Growth steady as car sales rise and industry optimistic


 

An expected slowing of GDP growth during the second quarter did nothing to dent industry sentiment, which hit a five-year high in July and domestic car sales, which surged by over 25 percent, as most economic indicators support an optimistic view of the Thai economy despite modest quarterly fluctuations.

Thailand’s economy grew by 4.6 percent during the second quarter of 2018, which was slightly higher than the 4.5 percent forecast by a Reuters poll of analysts, but lower than the 4.9 percent registered for the first quarter. Several analysts said they believed Thailand’s export growth would slow in coming quarters, but not because of any lack of competitiveness on Thailand’s part. They expect trade frictions involving other countries to act as a drag on global growth and demand and that would affect the Kingdom’s prospects.

Exports growth remained robust, nonetheless, in July, the first month of the third quarter. The Commerce Ministry reported last week that customs-cleared exports rose 8.3 percent year-on-year in July, reeling in $20.2 billion, after growing 8.2 percent in June and 11.4 percent in May. That represented the 17th straight month of export growth, and the totals for the first seven months of this year were the highest in seven years.

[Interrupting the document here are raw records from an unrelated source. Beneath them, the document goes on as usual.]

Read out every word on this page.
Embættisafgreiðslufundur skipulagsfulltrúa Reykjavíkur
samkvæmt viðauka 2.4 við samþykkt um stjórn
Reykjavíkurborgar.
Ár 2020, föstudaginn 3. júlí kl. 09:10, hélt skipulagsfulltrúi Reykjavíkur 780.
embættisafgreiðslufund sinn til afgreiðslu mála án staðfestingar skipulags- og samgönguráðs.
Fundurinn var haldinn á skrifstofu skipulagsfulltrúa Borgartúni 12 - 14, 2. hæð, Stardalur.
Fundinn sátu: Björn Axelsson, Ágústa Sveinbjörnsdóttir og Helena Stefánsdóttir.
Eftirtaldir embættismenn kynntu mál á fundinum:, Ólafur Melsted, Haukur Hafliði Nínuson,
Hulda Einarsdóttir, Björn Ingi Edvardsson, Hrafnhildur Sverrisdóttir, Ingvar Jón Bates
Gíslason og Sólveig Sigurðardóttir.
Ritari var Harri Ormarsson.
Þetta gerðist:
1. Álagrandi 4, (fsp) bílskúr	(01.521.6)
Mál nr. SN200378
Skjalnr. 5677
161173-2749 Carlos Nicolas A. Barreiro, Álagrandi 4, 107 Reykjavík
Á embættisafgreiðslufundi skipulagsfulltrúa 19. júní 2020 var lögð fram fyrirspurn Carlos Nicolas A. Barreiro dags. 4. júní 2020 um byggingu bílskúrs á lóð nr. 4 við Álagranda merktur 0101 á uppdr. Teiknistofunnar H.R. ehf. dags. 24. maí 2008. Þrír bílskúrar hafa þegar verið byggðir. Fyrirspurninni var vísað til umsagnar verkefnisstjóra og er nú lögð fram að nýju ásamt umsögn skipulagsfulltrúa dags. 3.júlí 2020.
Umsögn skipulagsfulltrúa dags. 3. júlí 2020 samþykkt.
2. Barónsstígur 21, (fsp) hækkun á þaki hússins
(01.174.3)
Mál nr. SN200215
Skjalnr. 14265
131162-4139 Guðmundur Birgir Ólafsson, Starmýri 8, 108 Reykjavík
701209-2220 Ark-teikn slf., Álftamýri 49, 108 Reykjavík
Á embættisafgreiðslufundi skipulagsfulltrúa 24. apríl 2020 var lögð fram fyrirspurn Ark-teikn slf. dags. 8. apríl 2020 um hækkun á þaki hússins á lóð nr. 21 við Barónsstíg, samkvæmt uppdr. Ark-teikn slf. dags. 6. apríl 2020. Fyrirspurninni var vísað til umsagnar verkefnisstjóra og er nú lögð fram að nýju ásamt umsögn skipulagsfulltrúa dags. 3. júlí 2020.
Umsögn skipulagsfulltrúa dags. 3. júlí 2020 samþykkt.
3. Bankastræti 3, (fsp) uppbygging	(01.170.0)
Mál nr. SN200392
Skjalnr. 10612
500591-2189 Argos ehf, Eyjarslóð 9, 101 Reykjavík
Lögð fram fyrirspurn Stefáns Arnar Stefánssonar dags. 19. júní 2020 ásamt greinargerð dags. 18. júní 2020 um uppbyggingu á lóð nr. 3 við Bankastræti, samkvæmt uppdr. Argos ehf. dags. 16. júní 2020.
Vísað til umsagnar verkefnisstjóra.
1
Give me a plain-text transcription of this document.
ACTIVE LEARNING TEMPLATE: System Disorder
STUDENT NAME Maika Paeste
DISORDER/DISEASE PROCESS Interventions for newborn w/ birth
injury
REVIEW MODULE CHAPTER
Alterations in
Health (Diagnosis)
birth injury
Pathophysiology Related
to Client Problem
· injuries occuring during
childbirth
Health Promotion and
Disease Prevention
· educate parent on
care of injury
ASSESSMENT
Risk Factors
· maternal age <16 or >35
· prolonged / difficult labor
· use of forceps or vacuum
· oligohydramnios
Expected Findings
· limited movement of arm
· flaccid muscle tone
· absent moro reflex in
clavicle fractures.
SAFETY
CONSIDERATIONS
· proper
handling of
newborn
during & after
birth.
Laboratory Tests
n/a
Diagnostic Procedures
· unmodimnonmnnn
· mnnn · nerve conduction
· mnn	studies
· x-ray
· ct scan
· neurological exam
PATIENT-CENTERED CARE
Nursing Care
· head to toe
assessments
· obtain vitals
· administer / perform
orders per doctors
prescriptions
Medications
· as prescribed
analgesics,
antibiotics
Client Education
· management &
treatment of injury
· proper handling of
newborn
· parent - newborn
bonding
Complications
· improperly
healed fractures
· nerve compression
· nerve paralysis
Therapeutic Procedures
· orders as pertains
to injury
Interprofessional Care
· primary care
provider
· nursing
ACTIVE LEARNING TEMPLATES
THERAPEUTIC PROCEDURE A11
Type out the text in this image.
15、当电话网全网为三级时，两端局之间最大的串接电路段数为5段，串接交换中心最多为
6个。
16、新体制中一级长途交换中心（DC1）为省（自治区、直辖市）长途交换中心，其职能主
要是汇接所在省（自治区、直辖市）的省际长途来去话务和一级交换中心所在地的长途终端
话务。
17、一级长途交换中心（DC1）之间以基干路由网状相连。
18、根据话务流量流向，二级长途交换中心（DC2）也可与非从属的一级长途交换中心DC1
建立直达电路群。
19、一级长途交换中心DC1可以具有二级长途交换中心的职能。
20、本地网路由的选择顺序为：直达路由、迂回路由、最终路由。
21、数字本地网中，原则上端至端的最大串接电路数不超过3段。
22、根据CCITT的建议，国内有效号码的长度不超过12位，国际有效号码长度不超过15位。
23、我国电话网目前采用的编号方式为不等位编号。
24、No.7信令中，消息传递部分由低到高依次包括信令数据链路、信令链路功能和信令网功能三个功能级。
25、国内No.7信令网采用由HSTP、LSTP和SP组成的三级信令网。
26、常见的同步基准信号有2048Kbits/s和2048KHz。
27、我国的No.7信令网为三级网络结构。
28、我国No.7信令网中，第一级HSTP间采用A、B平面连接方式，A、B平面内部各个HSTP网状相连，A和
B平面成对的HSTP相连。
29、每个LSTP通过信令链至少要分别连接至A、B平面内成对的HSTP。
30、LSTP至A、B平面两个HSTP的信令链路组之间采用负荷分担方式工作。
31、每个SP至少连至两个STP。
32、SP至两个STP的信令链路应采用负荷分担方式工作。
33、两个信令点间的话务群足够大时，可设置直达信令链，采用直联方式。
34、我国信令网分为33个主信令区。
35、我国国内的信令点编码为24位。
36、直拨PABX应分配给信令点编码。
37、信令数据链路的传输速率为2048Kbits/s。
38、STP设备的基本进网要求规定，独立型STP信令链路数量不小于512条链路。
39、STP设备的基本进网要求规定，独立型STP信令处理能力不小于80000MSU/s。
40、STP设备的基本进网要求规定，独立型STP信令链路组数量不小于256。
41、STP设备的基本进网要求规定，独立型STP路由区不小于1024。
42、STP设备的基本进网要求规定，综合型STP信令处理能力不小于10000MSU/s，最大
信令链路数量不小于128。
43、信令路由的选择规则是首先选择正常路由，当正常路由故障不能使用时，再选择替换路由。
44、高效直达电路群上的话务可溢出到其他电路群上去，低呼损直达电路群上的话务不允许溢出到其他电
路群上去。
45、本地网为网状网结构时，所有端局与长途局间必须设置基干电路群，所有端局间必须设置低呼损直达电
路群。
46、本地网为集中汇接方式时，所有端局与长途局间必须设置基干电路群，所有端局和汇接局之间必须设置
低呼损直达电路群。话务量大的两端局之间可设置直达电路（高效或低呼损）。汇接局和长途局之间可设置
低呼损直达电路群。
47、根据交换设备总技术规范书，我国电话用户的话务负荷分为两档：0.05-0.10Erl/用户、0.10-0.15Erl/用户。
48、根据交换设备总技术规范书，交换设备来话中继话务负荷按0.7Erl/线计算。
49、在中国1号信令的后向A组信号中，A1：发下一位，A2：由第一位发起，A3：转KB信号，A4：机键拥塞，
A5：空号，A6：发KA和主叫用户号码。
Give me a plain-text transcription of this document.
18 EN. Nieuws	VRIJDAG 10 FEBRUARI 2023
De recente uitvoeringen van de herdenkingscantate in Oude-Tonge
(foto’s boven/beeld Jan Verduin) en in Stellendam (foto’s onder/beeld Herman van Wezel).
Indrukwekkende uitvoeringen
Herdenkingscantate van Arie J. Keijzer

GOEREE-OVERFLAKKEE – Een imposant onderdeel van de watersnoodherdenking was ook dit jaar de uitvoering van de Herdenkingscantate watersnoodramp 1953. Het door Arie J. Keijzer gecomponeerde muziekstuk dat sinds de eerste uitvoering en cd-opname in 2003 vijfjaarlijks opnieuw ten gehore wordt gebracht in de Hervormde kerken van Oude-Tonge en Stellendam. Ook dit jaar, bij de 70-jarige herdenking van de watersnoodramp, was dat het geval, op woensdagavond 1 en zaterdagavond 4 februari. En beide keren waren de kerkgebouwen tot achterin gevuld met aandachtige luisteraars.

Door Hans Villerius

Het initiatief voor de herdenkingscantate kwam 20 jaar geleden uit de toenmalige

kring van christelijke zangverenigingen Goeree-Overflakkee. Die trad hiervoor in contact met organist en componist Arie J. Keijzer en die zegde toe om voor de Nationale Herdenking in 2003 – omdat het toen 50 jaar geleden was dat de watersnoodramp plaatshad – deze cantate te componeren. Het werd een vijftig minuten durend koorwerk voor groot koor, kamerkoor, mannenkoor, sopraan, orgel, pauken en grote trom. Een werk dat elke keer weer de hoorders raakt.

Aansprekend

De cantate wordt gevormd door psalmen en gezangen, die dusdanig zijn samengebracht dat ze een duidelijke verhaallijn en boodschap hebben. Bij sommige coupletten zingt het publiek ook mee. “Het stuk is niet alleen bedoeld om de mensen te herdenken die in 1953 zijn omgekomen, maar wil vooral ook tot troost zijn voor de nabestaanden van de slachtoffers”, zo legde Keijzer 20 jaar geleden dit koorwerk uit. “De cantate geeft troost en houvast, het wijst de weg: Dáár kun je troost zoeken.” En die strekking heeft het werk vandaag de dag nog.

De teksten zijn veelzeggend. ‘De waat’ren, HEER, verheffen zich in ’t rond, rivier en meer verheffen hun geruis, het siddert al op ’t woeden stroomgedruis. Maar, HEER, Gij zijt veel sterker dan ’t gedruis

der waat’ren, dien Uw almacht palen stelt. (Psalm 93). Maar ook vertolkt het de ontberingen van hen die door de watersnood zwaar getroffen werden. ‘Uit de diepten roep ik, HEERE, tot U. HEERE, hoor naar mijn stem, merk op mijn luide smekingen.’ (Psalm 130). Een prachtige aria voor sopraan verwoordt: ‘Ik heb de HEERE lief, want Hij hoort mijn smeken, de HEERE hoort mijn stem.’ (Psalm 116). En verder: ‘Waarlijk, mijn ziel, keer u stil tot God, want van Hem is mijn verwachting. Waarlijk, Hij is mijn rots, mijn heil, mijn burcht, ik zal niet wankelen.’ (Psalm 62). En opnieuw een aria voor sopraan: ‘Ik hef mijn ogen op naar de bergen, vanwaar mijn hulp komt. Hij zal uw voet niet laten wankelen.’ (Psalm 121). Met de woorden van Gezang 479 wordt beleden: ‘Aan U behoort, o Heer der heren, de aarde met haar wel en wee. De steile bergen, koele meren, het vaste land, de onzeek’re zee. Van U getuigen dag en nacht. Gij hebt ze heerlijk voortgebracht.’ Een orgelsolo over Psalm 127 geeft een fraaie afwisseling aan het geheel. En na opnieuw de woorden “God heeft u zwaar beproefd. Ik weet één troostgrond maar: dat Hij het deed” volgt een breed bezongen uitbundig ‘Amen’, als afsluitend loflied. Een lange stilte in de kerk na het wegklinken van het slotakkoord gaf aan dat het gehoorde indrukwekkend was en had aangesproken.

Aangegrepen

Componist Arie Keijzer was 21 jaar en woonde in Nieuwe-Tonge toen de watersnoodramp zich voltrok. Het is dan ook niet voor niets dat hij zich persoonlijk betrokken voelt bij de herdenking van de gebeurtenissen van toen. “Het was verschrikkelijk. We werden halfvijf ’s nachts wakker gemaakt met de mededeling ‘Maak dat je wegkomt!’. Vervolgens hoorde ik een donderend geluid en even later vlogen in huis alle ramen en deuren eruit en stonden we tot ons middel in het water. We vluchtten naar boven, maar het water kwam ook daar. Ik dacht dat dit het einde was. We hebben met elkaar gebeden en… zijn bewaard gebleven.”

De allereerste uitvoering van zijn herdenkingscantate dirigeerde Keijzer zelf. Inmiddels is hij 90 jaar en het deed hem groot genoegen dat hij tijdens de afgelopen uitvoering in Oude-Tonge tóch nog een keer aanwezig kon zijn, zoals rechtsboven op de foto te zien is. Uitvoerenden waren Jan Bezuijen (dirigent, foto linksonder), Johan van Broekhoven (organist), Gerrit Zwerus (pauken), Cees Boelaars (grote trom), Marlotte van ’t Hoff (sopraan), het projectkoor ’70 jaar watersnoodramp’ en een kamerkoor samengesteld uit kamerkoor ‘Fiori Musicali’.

The performance of the economy pushed the Thai Industries Sentiment Index to its highest level in 62 months in July, according to the Federation of Thai Industries, which publishes the results.

“The purchasing power of the agricultural sector was reflected in a growth of overall orders and sales nationwide, in particular, cars, motorcycles, machinery, steel products and electrical appliances,” said Supant Mongkolsuthree, chairman of the Federation.

Car sales have been surging. Domestic car sales rose 25.7 percent in July compared to the same month a year earlier, reaching to 81,946 units, after a 25.9 percent increase in June, the Federation of Thai Industries said. Car sales are an indicator of how confident consumers are in the outlook for the economy and their own earnings.

The business community still has some reasons for caution and concern. Rising oil prices, the possibility of flooding during monsoon season, and recent signals by the central bank that interest rates may soon start to rise were all mentioned by respondents to the Federation survey.

“We must also prepare a backup plan for a global trade war,” Supant said.